Updated 4.14pm -

Republican former UN ambassador Nikki Haley suspended her White House campaign Wednesday, declining to endorse former president Donald Trump but calling on him to earn the support of moderates and independents who backed her in the primary.

"It is now up to Donald Trump to earn the votes of those in our party and beyond it who did not support him and I hope he does that," Haley said in a televised address in Charleston, South Carolina.

Her decision leaves Trump as the sole Republican candidate for the presidential nomination.    

Earlier, Trump won 14 primary elections in the "Super Tuesday" states, including Texas and California, but lost out on a clean sweep after Haley's surprise upset in Vermont.

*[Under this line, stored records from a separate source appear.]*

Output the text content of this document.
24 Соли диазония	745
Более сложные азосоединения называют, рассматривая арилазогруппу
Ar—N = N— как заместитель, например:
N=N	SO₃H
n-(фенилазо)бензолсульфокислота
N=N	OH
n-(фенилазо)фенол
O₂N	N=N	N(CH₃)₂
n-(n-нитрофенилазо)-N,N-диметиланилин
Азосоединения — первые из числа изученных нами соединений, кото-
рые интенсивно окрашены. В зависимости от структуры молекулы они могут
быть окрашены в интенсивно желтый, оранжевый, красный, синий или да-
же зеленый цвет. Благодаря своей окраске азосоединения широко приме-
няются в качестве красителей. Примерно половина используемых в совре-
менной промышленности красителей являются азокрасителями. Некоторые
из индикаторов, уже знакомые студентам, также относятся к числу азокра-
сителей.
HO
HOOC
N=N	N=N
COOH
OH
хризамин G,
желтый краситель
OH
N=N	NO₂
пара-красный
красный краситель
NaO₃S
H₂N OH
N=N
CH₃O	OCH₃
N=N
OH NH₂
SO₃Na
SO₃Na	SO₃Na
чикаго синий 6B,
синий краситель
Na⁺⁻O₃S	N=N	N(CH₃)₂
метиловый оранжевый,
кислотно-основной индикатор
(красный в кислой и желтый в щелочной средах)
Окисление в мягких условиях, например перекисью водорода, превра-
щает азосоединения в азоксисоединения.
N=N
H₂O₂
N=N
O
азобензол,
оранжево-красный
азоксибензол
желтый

The former president, bidding for a sensational White House comeback after being unseated by Democrat Joe Biden in 2020, took home an almost-decisive haul of delegates on Tuesday in his march to the Republican Party nomination.

Alabama, Alaska, Arkansas, Colorado, California, Maine, Massachusetts, Minnesota, North Carolina, Oklahoma, Tennessee, Texas, Utah and Virginia were all called by US networks for Trump, who expressed thanks on his Truth Social site.

His longshot challenger, former UN ambassador Haley, narrowly won the northeastern state of Vermont. 

In the Democratic nomination contest, as expected, Biden won all 15 states, though he lost to little-known challenger Jason Palmer in the small Pacific Ocean territory of American Samoa.

Polling averages from RealClearPolitics show Trump two points ahead of Biden in a one-on-one match-up in the November election.